Hawkeye and the twins were silent. Their father had been acting strange ever since the wedding, his latest oddity being his sudden insistence on accompanying Cama Tya-Vayir when he rode south to meet the Marlo-Vayirs here at Hesea Spring. That, and his bringing two flights of warriors as an Honor Guard. One flight was usually enough for an entire family; a wing—three flights—was against the law. They were one flight away from treason.
“I must see if Hasta knows we are here,” the Jarl said.
“In case the Jarl of Marlo-Vayir was too blind to see our pennons,” Badger cracked as soon as his father was out the door.
Hawkeye had been thinking the same thing, but it did not show respect to say it aloud. He snapped his fingers and turned his thumb down. Badger sighed, and Beaver grimaced in sympathy.

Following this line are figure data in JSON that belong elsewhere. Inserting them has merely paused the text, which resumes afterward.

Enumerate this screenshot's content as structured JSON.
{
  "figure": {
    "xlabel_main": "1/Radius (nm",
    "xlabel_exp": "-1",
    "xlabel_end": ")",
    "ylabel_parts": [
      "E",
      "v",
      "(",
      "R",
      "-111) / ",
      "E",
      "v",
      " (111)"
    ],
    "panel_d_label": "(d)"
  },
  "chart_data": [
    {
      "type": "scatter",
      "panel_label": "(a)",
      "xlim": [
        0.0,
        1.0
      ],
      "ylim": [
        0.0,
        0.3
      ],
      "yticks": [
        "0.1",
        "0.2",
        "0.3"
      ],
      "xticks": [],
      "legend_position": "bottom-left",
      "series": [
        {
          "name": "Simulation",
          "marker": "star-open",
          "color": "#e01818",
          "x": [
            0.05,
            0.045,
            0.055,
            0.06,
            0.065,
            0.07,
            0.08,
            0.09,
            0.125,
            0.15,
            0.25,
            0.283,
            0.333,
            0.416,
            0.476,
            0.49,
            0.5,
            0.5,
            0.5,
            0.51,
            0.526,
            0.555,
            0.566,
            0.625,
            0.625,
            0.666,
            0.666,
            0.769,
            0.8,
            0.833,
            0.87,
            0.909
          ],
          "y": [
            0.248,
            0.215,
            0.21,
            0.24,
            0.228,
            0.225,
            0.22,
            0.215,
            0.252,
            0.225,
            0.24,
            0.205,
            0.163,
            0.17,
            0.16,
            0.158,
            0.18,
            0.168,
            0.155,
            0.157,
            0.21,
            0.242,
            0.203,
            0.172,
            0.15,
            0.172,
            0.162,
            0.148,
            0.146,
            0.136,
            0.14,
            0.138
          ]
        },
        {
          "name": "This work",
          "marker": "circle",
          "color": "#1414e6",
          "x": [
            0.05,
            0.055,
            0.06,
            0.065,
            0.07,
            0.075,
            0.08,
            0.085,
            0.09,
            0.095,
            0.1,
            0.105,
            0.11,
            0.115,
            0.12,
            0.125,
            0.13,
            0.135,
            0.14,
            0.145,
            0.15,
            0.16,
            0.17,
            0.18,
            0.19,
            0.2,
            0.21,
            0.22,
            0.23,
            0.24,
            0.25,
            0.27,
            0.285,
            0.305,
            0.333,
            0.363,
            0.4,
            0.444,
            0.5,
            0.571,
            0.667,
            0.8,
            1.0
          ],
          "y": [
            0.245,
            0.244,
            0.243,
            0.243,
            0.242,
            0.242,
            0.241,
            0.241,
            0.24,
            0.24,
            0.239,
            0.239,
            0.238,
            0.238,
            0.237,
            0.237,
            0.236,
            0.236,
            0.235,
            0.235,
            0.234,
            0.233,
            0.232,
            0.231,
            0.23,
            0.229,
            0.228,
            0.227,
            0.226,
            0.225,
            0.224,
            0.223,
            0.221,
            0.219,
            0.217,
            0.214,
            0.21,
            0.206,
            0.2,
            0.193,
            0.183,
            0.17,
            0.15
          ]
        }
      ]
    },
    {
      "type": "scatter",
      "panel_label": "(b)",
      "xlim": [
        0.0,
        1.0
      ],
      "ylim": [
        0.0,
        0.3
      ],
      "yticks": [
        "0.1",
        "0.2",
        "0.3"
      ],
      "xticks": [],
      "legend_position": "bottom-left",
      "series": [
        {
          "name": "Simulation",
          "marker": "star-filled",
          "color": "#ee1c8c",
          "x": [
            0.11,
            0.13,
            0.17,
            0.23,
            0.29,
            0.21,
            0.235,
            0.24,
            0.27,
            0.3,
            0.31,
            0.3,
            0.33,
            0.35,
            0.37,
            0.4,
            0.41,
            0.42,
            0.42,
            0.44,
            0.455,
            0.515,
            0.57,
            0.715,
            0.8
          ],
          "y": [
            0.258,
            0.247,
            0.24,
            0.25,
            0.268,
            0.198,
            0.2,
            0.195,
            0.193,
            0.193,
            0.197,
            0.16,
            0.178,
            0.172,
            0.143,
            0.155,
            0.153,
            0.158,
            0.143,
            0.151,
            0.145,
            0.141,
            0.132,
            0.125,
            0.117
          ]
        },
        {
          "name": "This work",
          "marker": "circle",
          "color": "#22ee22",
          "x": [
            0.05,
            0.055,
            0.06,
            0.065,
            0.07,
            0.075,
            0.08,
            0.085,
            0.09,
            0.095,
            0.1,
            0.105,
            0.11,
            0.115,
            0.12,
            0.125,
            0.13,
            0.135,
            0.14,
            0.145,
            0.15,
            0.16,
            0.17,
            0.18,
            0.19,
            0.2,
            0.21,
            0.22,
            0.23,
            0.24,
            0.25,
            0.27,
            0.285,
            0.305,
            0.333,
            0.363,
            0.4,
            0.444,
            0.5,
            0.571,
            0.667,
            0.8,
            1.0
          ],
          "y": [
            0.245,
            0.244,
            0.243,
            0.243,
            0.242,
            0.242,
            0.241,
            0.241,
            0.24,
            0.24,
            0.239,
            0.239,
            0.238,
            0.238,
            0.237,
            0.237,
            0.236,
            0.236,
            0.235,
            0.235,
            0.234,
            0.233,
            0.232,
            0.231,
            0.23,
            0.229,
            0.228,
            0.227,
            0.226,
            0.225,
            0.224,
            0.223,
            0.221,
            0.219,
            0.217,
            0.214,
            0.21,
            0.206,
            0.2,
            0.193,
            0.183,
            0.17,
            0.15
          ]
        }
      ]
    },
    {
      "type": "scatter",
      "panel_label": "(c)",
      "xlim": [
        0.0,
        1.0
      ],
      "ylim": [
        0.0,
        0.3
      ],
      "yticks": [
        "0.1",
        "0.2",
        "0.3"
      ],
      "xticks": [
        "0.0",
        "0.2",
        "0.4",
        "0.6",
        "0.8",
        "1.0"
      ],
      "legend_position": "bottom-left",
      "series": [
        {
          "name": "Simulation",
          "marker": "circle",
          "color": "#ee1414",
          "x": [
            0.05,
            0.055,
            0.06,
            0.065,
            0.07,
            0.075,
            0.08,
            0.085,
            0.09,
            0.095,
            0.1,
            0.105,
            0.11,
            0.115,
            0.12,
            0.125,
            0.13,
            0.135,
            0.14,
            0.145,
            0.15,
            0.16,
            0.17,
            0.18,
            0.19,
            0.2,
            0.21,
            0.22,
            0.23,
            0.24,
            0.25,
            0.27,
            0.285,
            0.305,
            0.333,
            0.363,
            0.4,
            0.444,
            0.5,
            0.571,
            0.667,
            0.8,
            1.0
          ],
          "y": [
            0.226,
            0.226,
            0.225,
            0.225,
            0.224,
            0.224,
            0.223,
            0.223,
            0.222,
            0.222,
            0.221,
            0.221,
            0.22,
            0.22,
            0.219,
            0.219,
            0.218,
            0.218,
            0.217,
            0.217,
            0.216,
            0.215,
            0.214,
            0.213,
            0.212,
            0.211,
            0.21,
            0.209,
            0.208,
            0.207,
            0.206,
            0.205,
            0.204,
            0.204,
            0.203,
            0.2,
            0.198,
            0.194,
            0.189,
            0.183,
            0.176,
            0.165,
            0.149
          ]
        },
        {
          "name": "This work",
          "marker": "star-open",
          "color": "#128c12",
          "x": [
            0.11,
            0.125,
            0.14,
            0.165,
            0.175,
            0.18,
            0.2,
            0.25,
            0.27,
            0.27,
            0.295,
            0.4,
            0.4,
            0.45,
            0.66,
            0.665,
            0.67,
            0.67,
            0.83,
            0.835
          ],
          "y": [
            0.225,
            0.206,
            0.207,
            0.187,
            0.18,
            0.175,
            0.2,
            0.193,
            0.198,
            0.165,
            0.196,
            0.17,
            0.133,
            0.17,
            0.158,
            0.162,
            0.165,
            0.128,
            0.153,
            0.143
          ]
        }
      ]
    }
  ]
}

After an uncomfortable silence—there’d been a lot of them on this ride—Cama said, “Guess I’ll shift my gear down to Cherry-Stripe.”
He hefted his saddle bag over one broad shoulder. Cama had grown into a very tall, powerful young man with a deep, husky voice. That, his eye patch, and his long, glossy night-black horsetail made heads turn. Badger and Beaver saw him go with some relief, for though they liked and admired him, so did everyone else, and over New Year’s Week he’d gotten all the female attention that they had anticipated for themselves.